The latest findings show quizzing does, in fact, help students apply what they have learned.

Andrew Butler at Duke University in North Carolina asked undergraduates to read material about bats and how they use echolocation to determine the size of objects and how far away they are. Some were quizzed on the information, while others had extra time to study it. Then he asked a question designed to see whether they could apply what they had learned in a different context. How would a bat determine whether an insect was moving toward it or away from it? The students who were quizzed performed significantly better.

The work applies to elementary school classrooms, he says, but adds it is important that educators understand that the "testing effect" can be achieved in different ways, including games or group activities. What matters is that children are asked to retrieve the information they have been taught. Many elementary teachers already do these sorts of activities, he says, including practice tests before the real spelling test, or "mad minutes," where students have 60 seconds to answer as many multiplication questions as they can.

At Cornell Village Public School in Markham, part of the York Region District School Board,Trish Frolic's Grade 5 class is halfway through a unit on geometry. A traditional quiz would require that they either identify or draw acute, obtuse and right-angled triangles. But Ms. Frolic asks them to create the shapes using elastics and plastic boards with rows of pegs on them. She has set up half a dozen tasks at different centres in the classroom and at each one they take a digital photo of their work so she can assess it.
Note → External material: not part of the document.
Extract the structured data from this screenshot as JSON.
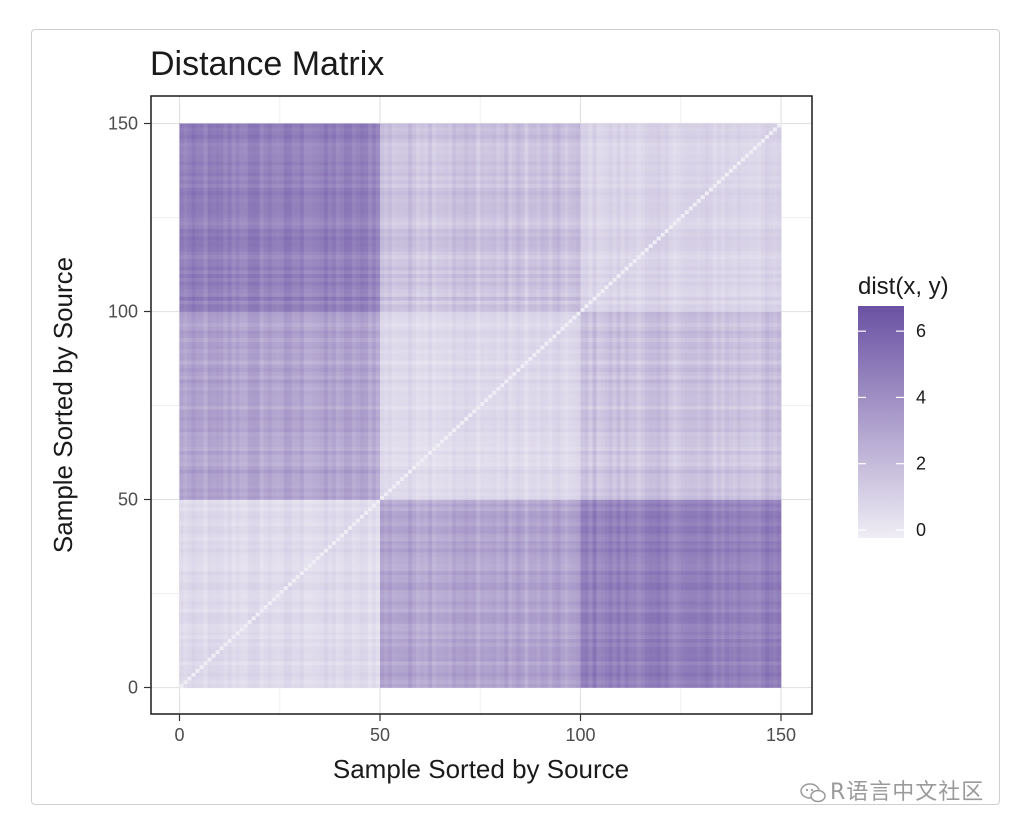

The key, she says, is active learning that engages the students.

Joan Peskin, an associate professor at OISE, says it would be interesting to know whether extra quizzes are as effective as other methods that encourage active learning, in which children do more than listen to the teacher and take notes. One technique is to divide students into pairs or small groups. One student will summarize a section of the material they've just covered. The other will critique the oral summation and make additions. They switch roles for each section.

Quizzing is not in vogue and is almost a pejorative term in the education community, she says, but that does a disservice to students, especially those who struggle in the classroom.

"In the education community, we don't look enough at the evidence, and the evidence seems to be quite strong," she says. "It shows students' learning greatly improves."